3) Skepticism/Doubt: When a human being reaches this stage of spiritual development, demons must be on alert. In Letter IX, Screwtape explains that the soul is not yet lost to them, however, should his minions follow this advice:
"But there is an even better way of exploiting the Trough; I mean through the patient's own thoughts about it. As always,the first step is to keep knowledge out of his mind. Do not let him suspect the law of undulation. Let him assume that the first ardours of his conversion might have been expected to last, and ought to have lasted, forever, and that his present dryness is an equally permanent condition. Having once got this misconception well fixed in his head, you may then proceed in various ways. It all depends on whether your man is of the desponding type who can be tempted to despair, or of the wishful-thinking type who can be assured that all is well. The former type is getting rare among the humans. If your patient should happen to belong to it, everything is easy. You have only got to keep him out of the way of experienced Christians (an easy task now-a-days), to direct his attention to the appropriate passages in scripture, and then to set him to work on the desperate design of recovering his old feelings by sheer will-power, and the game is ours. If he is of the more hopeful type, your job is to make him acquiesce in the present low temperature of his spirit and gradually become content with it, persuading himself that it is not so low after all. In a week or two you will be making him doubt whether the first days of his Christianity were not, perhaps, a little excessive. Talk to him about "moderation in all things". If you can once get him to the point of thinking that "religion is all very well up to a point", you can feel quite happy about his soul. A moderated religion is as good for us as no religion at all—and more amusing."
4) Mature Faith: Demons must always remember that God will eventually reward those who stay on the path. If a man reaches this stage, he is literally tried-and-true Christian. Screwtape warns Wormwood in Letter XIII to,
"Remember always, that He really likes the little vermin, and sets an absurd value on the distinctness of every one of them. When He talks of their losing their selves, He only means abandoning the clamour of self-will; once they have done that, He really gives them back all their personality, and boasts (I am afraid, sincerely) that when they are wholly His they will be more themselves than ever."
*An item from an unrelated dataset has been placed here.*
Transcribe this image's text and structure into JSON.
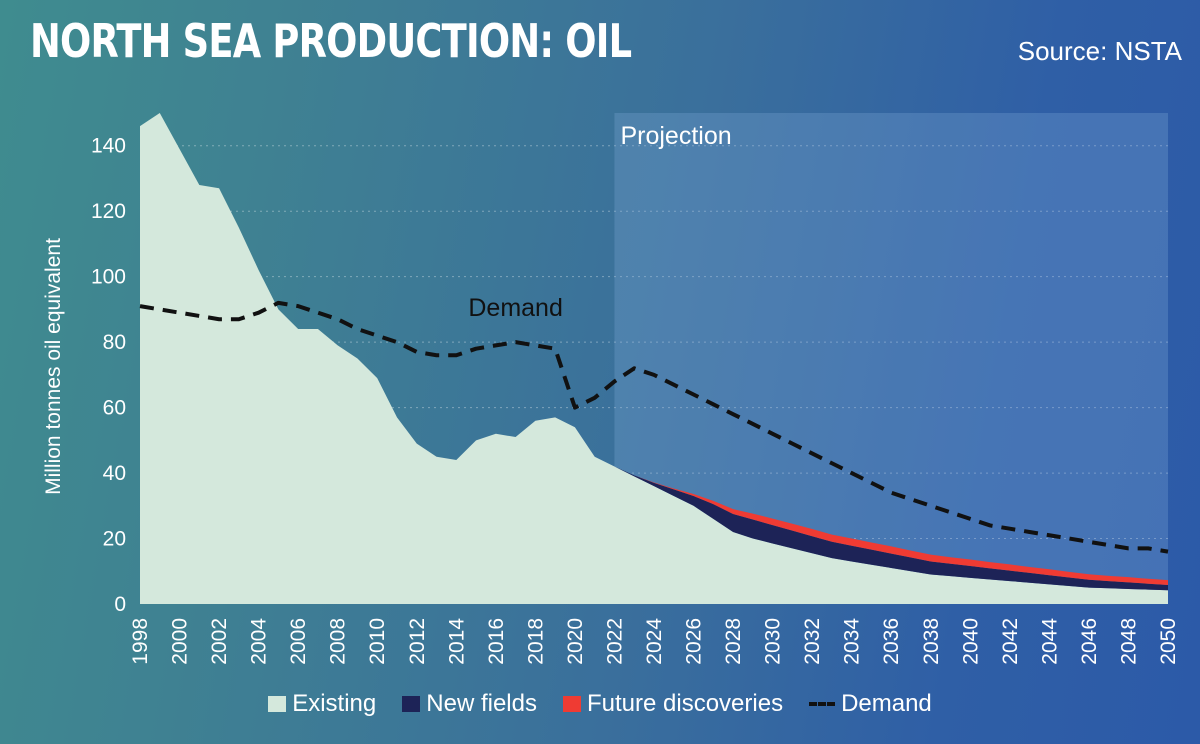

And, of course, in the final letter (XXXI), Screwtape marvels at those they have lost, explaining to his nephew that even though the soul is still earthbound, he will not renege if this stage is reached. Finally, of this Christian Screwtape writes:
"Pains he may still have to encounter, but they embrace those pains. They would not barter them for any earthly pleasure. All the delights of sense,or heart, or intellect, with which you could once have tempted him, even the delights of virtue itself, now seem to him in comparison but as the half nauseous attractions of a raddled harlot would seem to a man who hears that his true beloved whom he has loved all his life and whom he had believed to be dead is alive and even now at his door. He is caught up into that world where pain and pleasure take on transfinite values and all our arithmetic is dismayed."